Conditions cumulatives
Il faut un licenciement (hors période d’essai), une ancienneté ≥ 8 mois, et que le motif ne soit pas une faute grave ou lourde. La convention collective peut prévoir un seuil plus favorable. Depuis 2025, la Cour de cassation rappelle que l’indemnité ne se cumule pas avec une indemnité de préavis non exécuté, sauf disposition conventionnelle.
🔍 Avis d’avocat : « En 2026, vérifiez votre convention collective : certaines offrent une indemnité dès 6 mois d’ancienneté. Ne laissez pas passer ce droit. » — Maître Roussel.
2. Comment calculer l’indemnité légale ?
Le calcul de l’indemnité légale de licenciement repose sur le salaire de référence (SREF) et l’ancienneté. Depuis le 1er janvier 2026, les montants sont revalorisés de 1,5% (arrêté du 15 décembre 2025).
Formule de calcul
Pour 8 mois à 10 ans d’ancienneté : 1/4 de mois de SREF par année. Au-delà de 10 ans : 1/3 de mois par année au-delà de 10 ans. Exemple : salaire 2 500 €, ancienneté 12 ans → (2 500 x 1/4 x 10) + (2 500 x 1/3 x 2) = 6 250 + 1 666 = 7 916 €.
Salaire de référence : lequel retenir ?
Le plus favorable entre la moyenne des 12 derniers mois ou celle des 3 derniers mois (incluant primes et accessoires). Les primes annuelles sont proratisées. Attention : les indemnités de congés payés ne sont pas incluses.
📊 Exemple : « Pour un salarié avec 15 ans d’ancienneté et un salaire variable, le calcul peut être complexe. Un avocat vérifie la méthode employée par l’employeur. »
3. Indemnité conventionnelle : comment la faire valoir ?
La convention collective (CCN) peut prévoir une indemnité plus élevée. Par exemple, la métallurgie, la banque ou les transports offrent souvent un demi-mois par année. L’indemnité conventionnelle se substitue à l’indemnité légale si elle est plus favorable.
Comment l’obtenir ?
L’employeur doit appliquer d’office la convention. En pratique, il arrive qu’il applique le minimum légal. Vous pouvez réclamer un rappel dans les 3 ans suivant la rupture. La jurisprudence de 2025 (Cass. soc., 12 novembre 2025) précise que le salarié n’a pas à demander expressément l’application de la CCN ; l’employeur est tenu de l’appliquer.
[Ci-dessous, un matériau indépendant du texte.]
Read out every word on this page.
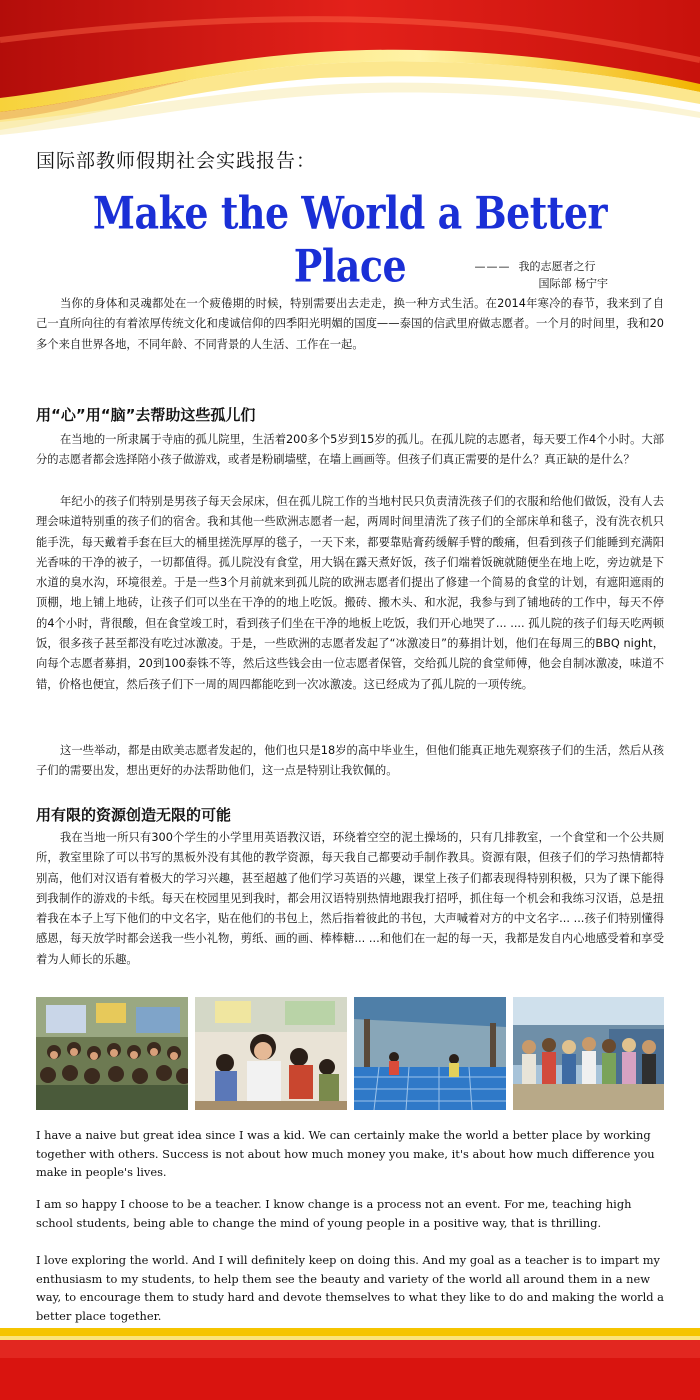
国际部教师假期社会实践报告：
Make the World a Better Place	——— 我的志愿者之行
国际部 杨宁宇

当你的身体和灵魂都处在一个疲倦期的时候，特别需要出去走走，换一种方式生活。在2014年寒冷的春节，我来到了自己一直所向往的有着浓厚传统文化和虔诚信仰的四季阳光明媚的国度——泰国的信武里府做志愿者。一个月的时间里，我和20多个来自世界各地，不同年龄、不同背景的人生活、工作在一起。

用“心”用“脑”去帮助这些孤儿们

在当地的一所隶属于寺庙的孤儿院里，生活着200多个5岁到15岁的孤儿。在孤儿院的志愿者，每天要工作4个小时。大部分的志愿者都会选择陪小孩子做游戏，或者是粉刷墙壁，在墙上画画等。但孩子们真正需要的是什么？真正缺的是什么？

年纪小的孩子们特别是男孩子每天会尿床，但在孤儿院工作的当地村民只负责清洗孩子们的衣服和给他们做饭，没有人去理会味道特别重的孩子们的宿舍。我和其他一些欧洲志愿者一起，两周时间里清洗了孩子们的全部床单和毯子，没有洗衣机只能手洗，每天戴着手套在巨大的桶里搓洗厚厚的毯子，一天下来，都要靠贴膏药缓解手臂的酸痛，但看到孩子们能睡到充满阳光香味的干净的被子，一切都值得。孤儿院没有食堂，用大锅在露天煮好饭，孩子们端着饭碗就随便坐在地上吃，旁边就是下水道的臭水沟，环境很差。于是一些3个月前就来到孤儿院的欧洲志愿者们提出了修建一个简易的食堂的计划，有遮阳遮雨的顶棚，地上铺上地砖，让孩子们可以坐在干净的的地上吃饭。搬砖、搬木头、和水泥，我参与到了铺地砖的工作中，每天不停的4个小时，背很酸，但在食堂竣工时，看到孩子们坐在干净的地板上吃饭，我们开心地哭了... .... 孤儿院的孩子们每天吃两顿饭，很多孩子甚至都没有吃过冰激凌。于是，一些欧洲的志愿者发起了“冰激凌日”的募捐计划，他们在每周三的BBQ night，向每个志愿者募捐，20到100泰铢不等，然后这些钱会由一位志愿者保管，交给孤儿院的食堂师傅，他会自制冰激凌，味道不错，价格也便宜，然后孩子们下一周的周四都能吃到一次冰激凌。这已经成为了孤儿院的一项传统。

这一些举动，都是由欧美志愿者发起的，他们也只是18岁的高中毕业生，但他们能真正地先观察孩子们的生活，然后从孩子们的需要出发，想出更好的办法帮助他们，这一点是特别让我钦佩的。

用有限的资源创造无限的可能

我在当地一所只有300个学生的小学里用英语教汉语，环绕着空空的泥土操场的，只有几排教室，一个食堂和一个公共厕所，教室里除了可以书写的黑板外没有其他的教学资源，每天我自己都要动手制作教具。资源有限，但孩子们的学习热情都特别高，他们对汉语有着极大的学习兴趣，甚至超越了他们学习英语的兴趣，课堂上孩子们都表现得特别积极，只为了课下能得到我制作的游戏的卡纸。每天在校园里见到我时，都会用汉语特别热情地跟我打招呼，抓住每一个机会和我练习汉语，总是扭着我在本子上写下他们的中文名字，贴在他们的书包上，然后指着彼此的书包，大声喊着对方的中文名字... ...孩子们特别懂得感恩，每天放学时都会送我一些小礼物，剪纸、画的画、棒棒糖... ...和他们在一起的每一天，我都是发自内心地感受着和享受着为人师长的乐趣。

I have a naive but great idea since I was a kid. We can certainly make the world a better place by working together with others. Success is not about how much money you make, it's about how much difference you make in people's lives.

I am so happy I choose to be a teacher. I know change is a process not an event. For me, teaching high school students, being able to change the mind of young people in a positive way, that is thrilling.

I love exploring the world. And I will definitely keep on doing this. And my goal as a teacher is to impart my enthusiasm to my students, to help them see the beauty and variety of the world all around them in a new way, to encourage them to study hard and devote themselves to what they like to do and making the world a better place together.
⚡ Rappel : « Ne présumez pas que votre employeur a correctement appliqué la convention. Vérifiez votre fiche de paie et le solde de tout compte. »
4. Licenciement économique : règles spécifiques 2026
En cas de licenciement économique, l’indemnité légale est due, mais s’y ajoutent parfois des indemnités supplémentaires (plan de sauvegarde de l’emploi, congé de reclassement). Depuis la réforme de 2025, le montant minimal est majoré de 20% pour les entreprises de moins de 50 salariés.
Indemnité supra-légale
Dans le cadre d’un PSE, une indemnité complémentaire peut être négociée. Elle ne peut être inférieure à l’indemnité légale. Attention : le barème Macron (plafonnement) s’applique aussi au licenciement économique, sauf en cas de nullité.
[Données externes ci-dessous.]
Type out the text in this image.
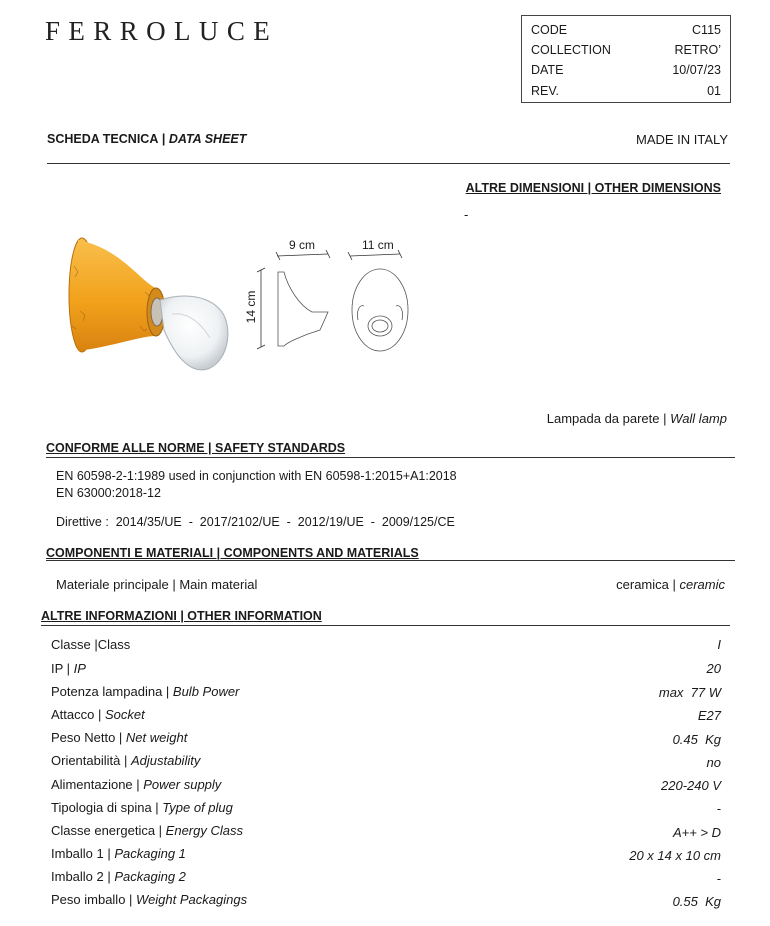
FERROLUCE	CODE	C115
COLLECTION	RETRO’
DATE	10/07/23
REV.	01
SCHEDA TECNICA | DATA SHEET	MADE IN ITALY
ALTRE DIMENSIONI | OTHER DIMENSIONS
-
9 cm	11 cm
14 cm
Lampada da parete | Wall lamp
CONFORME ALLE NORME | SAFETY STANDARDS
EN 60598-2-1:1989 used in conjunction with EN 60598-1:2015+A1:2018
EN 63000:2018-12
Direttive :  2014/35/UE  -  2017/2102/UE  -  2012/19/UE  -  2009/125/CE
COMPONENTI E MATERIALI | COMPONENTS AND MATERIALS
Materiale principale | Main material	ceramica | ceramic
ALTRE INFORMAZIONI | OTHER INFORMATION
Classe |Class	I
IP | IP	20
Potenza lampadina | Bulb Power	max  77 W
Attacco | Socket	E27
Peso Netto | Net weight	0.45  Kg
Orientabilità | Adjustability	no
Alimentazione | Power supply	220-240 V
Tipologia di spina | Type of plug	-
Classe energetica | Energy Class	A++ > D
Imballo 1 | Packaging 1	20 x 14 x 10 cm
Imballo 2 | Packaging 2	-
Peso imballo | Weight Packagings	0.55  Kg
5. Indemnité pour licenciement sans cause réelle et sérieuse
Si le licenciement est jugé abusif (absence de cause réelle et sérieuse), le salarié peut obtenir une indemnité distincte (article L.1235-3). Celle-ci s’ajoute à l’indemnité légale de licenciement. Le montant est compris entre 1 et 20 mois de salaire selon l’ancienneté et la taille de l’entreprise.
Cas de nullité
Licenciement discriminatoire, en violation d’une liberté fondamentale, ou lié à une activité syndicale : l’indemnité minimale est de 6 mois, sans plafond. La Cour de cassation (arrêt du 4 mars 2026) a confirmé que le barème ne s’applique pas en cas de nullité.
⚠️ Attention : « En 2026, le juge peut écarter le barème Macron si le préjudice est particulièrement grave. Une argumentation solide est nécessaire. »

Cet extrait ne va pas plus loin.